Com isso, também virou moda a realização de sessões de invocação de mortos e outros rituais em torno desta temática. Uma das mais comuns eram as conhecidas como “mesas girantes”, “mesas falantes” ou “dança das mesas”. Origem das modernas “Tábuas Ouija” – patenteadas pelo empresário americano Elijah Bond (1847/1921) em 1890 –, e da que no Brasil ficou conhecida como “brincadeira do copo”, nestas práticas os participantes pousam as mãos em uma mesa, que se mexe ou inclina por suposta ação de espíritos. Hoje sabe-se que tais sessões, mesmo quando não fraudadas deliberadamente, não passam de demonstrações do efeito ideomotor, movimentos involuntários e imperceptíveis dos próprios participantes.
De médiuns e mágicos
A moda também não tardou em atrair a atenção de cientistas, médicos e outros profissionais, que logo se puseram a investigar as práticas, revelando um sem-número de fraudes, além dos truques usados pelos falsos médiuns para enganar suas vítimas. As Irmãs Fox, por exemplo, teriam a incomum habilidade de estalar dedos e ossos dos pés, com a qual produziam os sons das “batidas” do espírito de Rosna.

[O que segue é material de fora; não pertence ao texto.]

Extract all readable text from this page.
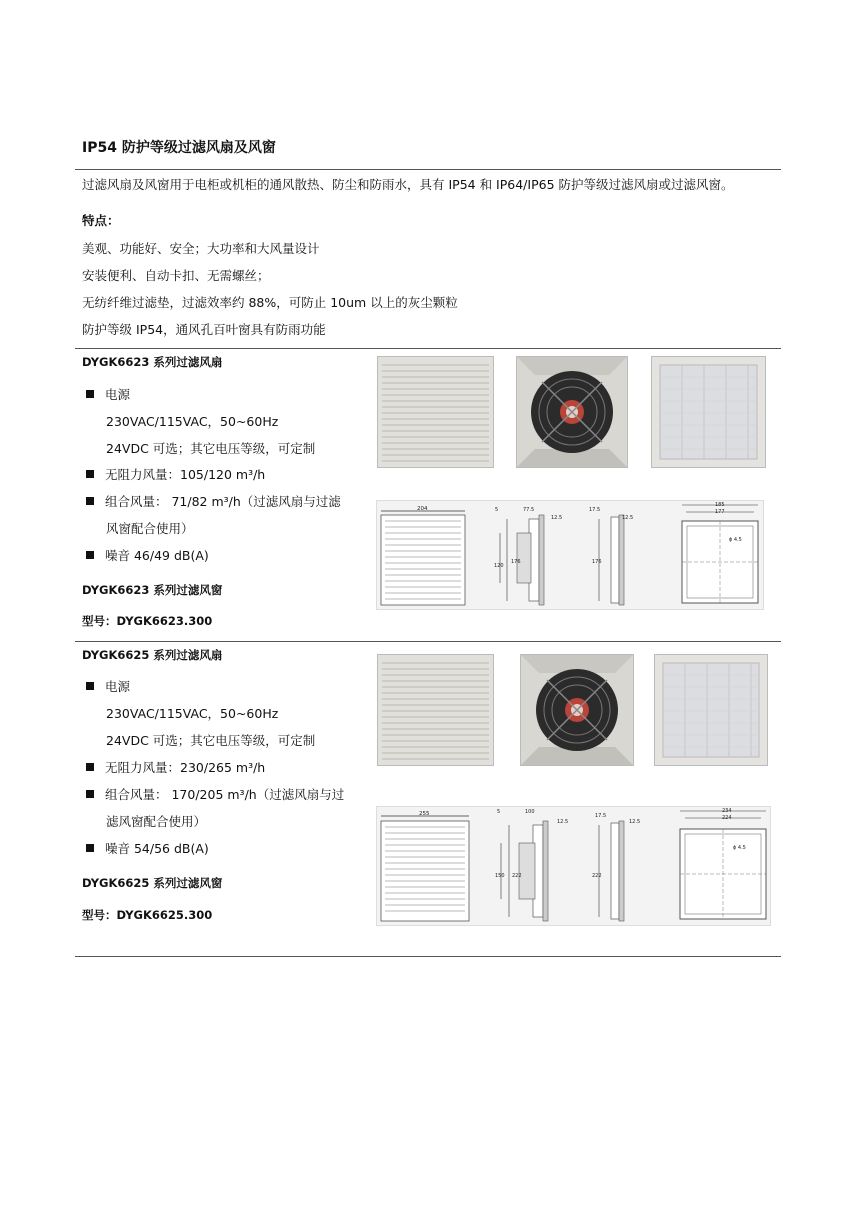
IP54 防护等级过滤风扇及风窗
过滤风扇及风窗用于电柜或机柜的通风散热、防尘和防雨水，具有 IP54 和 IP64/IP65 防护等级过滤风扇或过滤风窗。
特点：
美观、功能好、安全；大功率和大风量设计
安装便利、自动卡扣、无需螺丝；
无纺纤维过滤垫，过滤效率约 88%，可防止 10um 以上的灰尘颗粒
防护等级 IP54，通风孔百叶窗具有防雨功能
DYGK6623 系列过滤风扇
电源
230VAC/115VAC，50~60Hz
24VDC 可选；其它电压等级，可定制
无阻力风量：105/120 m³/h
组合风量： 71/82 m³/h（过滤风扇与过滤
风窗配合使用）
噪音 46/49 dB(A)
DYGK6623 系列过滤风窗
型号：DYGK6623.300
204	5	77.5
12.5
176
120
17.5
12.5
176
185
177
ϕ 4.5
DYGK6625 系列过滤风扇
电源
230VAC/115VAC，50~60Hz
24VDC 可选；其它电压等级，可定制
无阻力风量：230/265 m³/h
组合风量： 170/205 m³/h（过滤风扇与过
滤风窗配合使用）
噪音 54/56 dB(A)
DYGK6625 系列过滤风窗
型号：DYGK6625.300
255	5	100
12.5
222
150
17.5
12.5
222
234
224
ϕ 4.5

Entre estes profissionais que se propuseram a analisar as alegações de mediunidade, um grupo que se destacou foi o dos mágicos. Mestres da ilusão, não tiveram dificuldades de identificar as muitas possibilidades para criar supostas manifestações sobrenaturais usando os recursos de sua arte. Entre eles, ainda no século 19, destacaram-se nomes como Chung Ling Soo (nome de palco do mágico americano William Ellsworth Robinson - 1861/1918), e o mentalista Washington Irving Bishop (1855/1889), que chegou a publicar um livro explicando como videntes usavam códigos secretos e outros truques para fazer suas “leituras”.

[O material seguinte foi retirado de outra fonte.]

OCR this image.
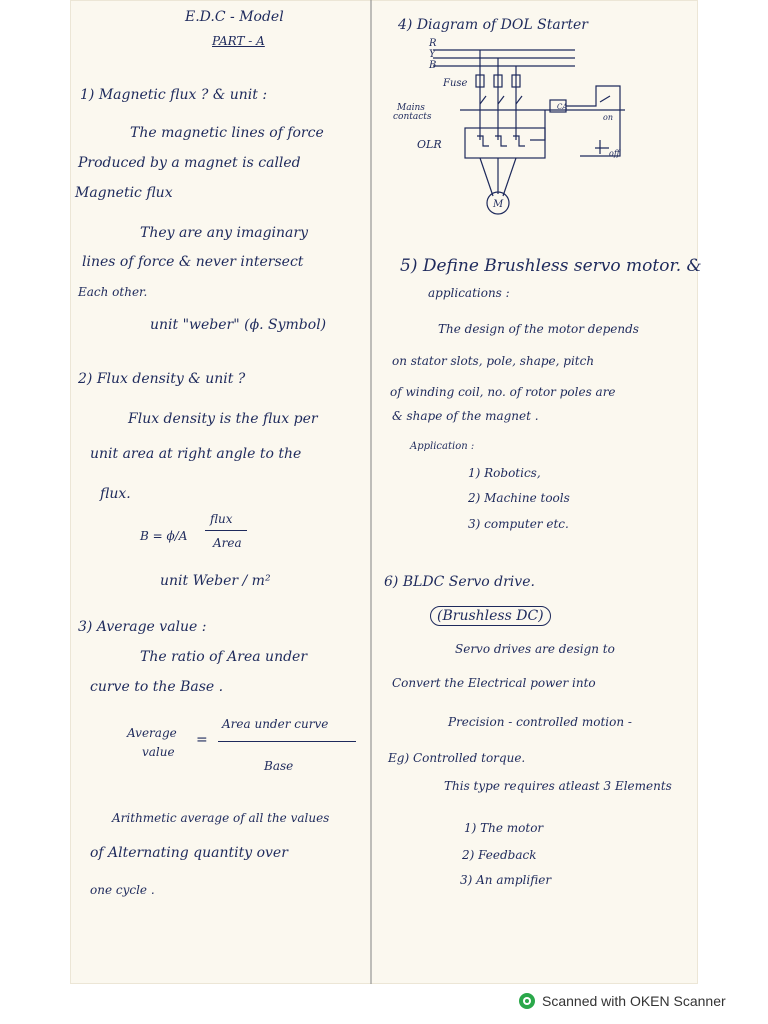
E.D.C - Model
PART - A
1) Magnetic flux ? & unit :
The magnetic lines of force
Produced by a magnet is called
Magnetic flux
They are any imaginary
lines of force & never intersect
Each other.
unit "weber" (ϕ. Symbol)
2) Flux density & unit ?
Flux density is the flux per
unit area at right angle to the
flux.
B = ϕ/A
flux
Area
unit Weber / m²
3) Average value :
The ratio of Area under
curve to the Base .
Average
value
=
Area under curve
Base
Arithmetic average of all the values
of Alternating quantity over
one cycle .
4) Diagram of DOL Starter
R
Y
B
Fuse
Mains
contacts
OLR
M
CA
on
off
5) Define Brushless servo motor. &
applications :
The design of the motor depends
on stator slots, pole, shape, pitch
of winding coil, no. of rotor poles are
& shape of the magnet .
Application :
1) Robotics,
2) Machine tools
3) computer etc.
6) BLDC Servo drive.
(Brushless DC)
Servo drives are design to
Convert the Electrical power into
Precision - controlled motion -
Eg) Controlled torque.
This type requires atleast 3 Elements
1) The motor
2) Feedback
3) An amplifier
Scanned with OKEN Scanner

Nesta lista figurou ainda um dos mais famosos mágicos de todos os tempos, o americano Harry Houdini (1874/1926). A partir dos anos 1920, Houdini dedicou boa parte de seu tempo a expor como fraudes ditos videntes e médiuns da época. Artista das “fugas impossíveis”, Houdini também acertou com a esposa, Bess, que, se fosse possível se comunicar depois de morto, enviaria a ela uma mensagem pré-combinada.

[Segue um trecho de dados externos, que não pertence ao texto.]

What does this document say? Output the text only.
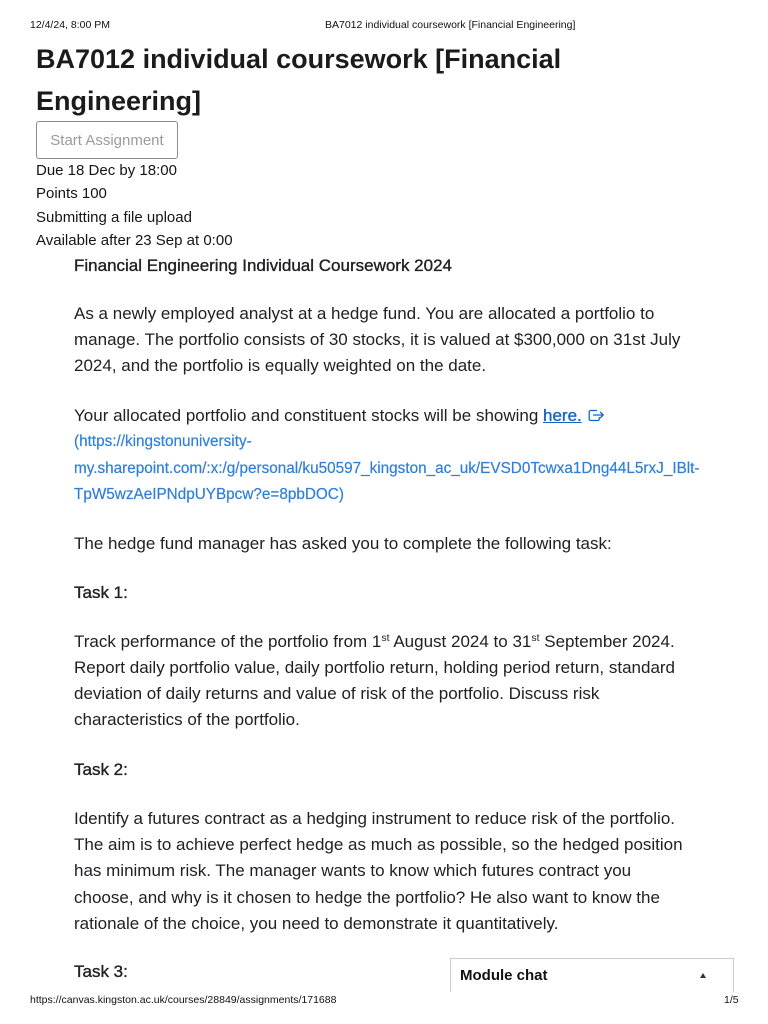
12/4/24, 8:00 PM	BA7012 individual coursework [Financial Engineering]
BA7012 individual coursework [Financial Engineering]
Start Assignment
Due 18 Dec by 18:00
Points 100
Submitting a file upload
Available after 23 Sep at 0:00
Financial Engineering Individual Coursework 2024
As a newly employed analyst at a hedge fund. You are allocated a portfolio to
manage. The portfolio consists of 30 stocks, it is valued at $300,000 on 31st July
2024, and the portfolio is equally weighted on the date.
Your allocated portfolio and constituent stocks will be showing here.
(https://kingstonuniversity-
my.sharepoint.com/:x:/g/personal/ku50597_kingston_ac_uk/EVSD0Tcwxa1Dng44L5rxJ_IBlt-
TpW5wzAeIPNdpUYBpcw?e=8pbDOC)
The hedge fund manager has asked you to complete the following task:
Task 1:
Track performance of the portfolio from 1st August 2024 to 31st September 2024.
Report daily portfolio value, daily portfolio return, holding period return, standard
deviation of daily returns and value of risk of the portfolio. Discuss risk
characteristics of the portfolio.
Task 2:
Identify a futures contract as a hedging instrument to reduce risk of the portfolio.
The aim is to achieve perfect hedge as much as possible, so the hedged position
has minimum risk. The manager wants to know which futures contract you
choose, and why is it chosen to hedge the portfolio? He also want to know the
rationale of the choice, you need to demonstrate it quantitatively.
Task 3:	Module chat
https://canvas.kingston.ac.uk/courses/28849/assignments/171688	1/5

Após o falecimento do mágico em 1926, Bess realizou sessões espíritas anuais no Halloween e, em 1929, chegou a acusar o recebimento do código por intermédio do médium Arthur Ford, mas posteriormente negou o contato, diante da suspeita de que Ford ou algum de seus associados tinham sido capazes de deduzir a mensagem a partir de informações publicamente disponíveis. Em 1936, Bess realizou a última das sessões espíritas, afirmando que “dez anos é tempo suficiente para esperar por qualquer homem”.
O trabalho de Houdini e outros que vieram antes dele também serviu de inspiração para colegas mágicos continuarem no que se tornou uma longa tradição da categoria em desmascarar falsos médiuns e videntes. Entre eles, destaque para James “The Amazing” Randi (1928/2020).
Depois de décadas atuando na área como escapista e mágico de sucesso, com participações em diversos programas de TV americanos, nos anos 1970 ele ganhou notoriedade internacional ao contestar publicamente os feitos de Uri Geller, um autointitulado “paranormal” – e também mágico e ilusionista, que ficou mundialmente conhecido por entortar talheres “com a força da mente” –, a quem classificou de “charlatão” e “fraude”. Randi então passou a se dedicar a denunciar farsas e farsantes dos mais variados tipos, de pessoas que diziam poder mover objetos com a mente (psicocinese) a adivinhos, médiuns e “curandeiros espirituais”, tonando-se um dos decanos do movimento cético moderno.
O roteiro da manipulação
As estratégias usadas por falsos videntes e médiuns para manipular e convencer suas vítimas, porém, pouco mudaram desde o século 19. À parte da incorporação de avanços tecnológicos como radiotransmissores e pontos eletrônicos, projetores e pesquisas em redes sociais, elas continuam, em grande parte, baseadas em técnicas tomadas emprestadas de espetáculos de ilusionismo e adivinhação de longa data, notadamente as conhecidas como “leitura fria” e “leitura quente”.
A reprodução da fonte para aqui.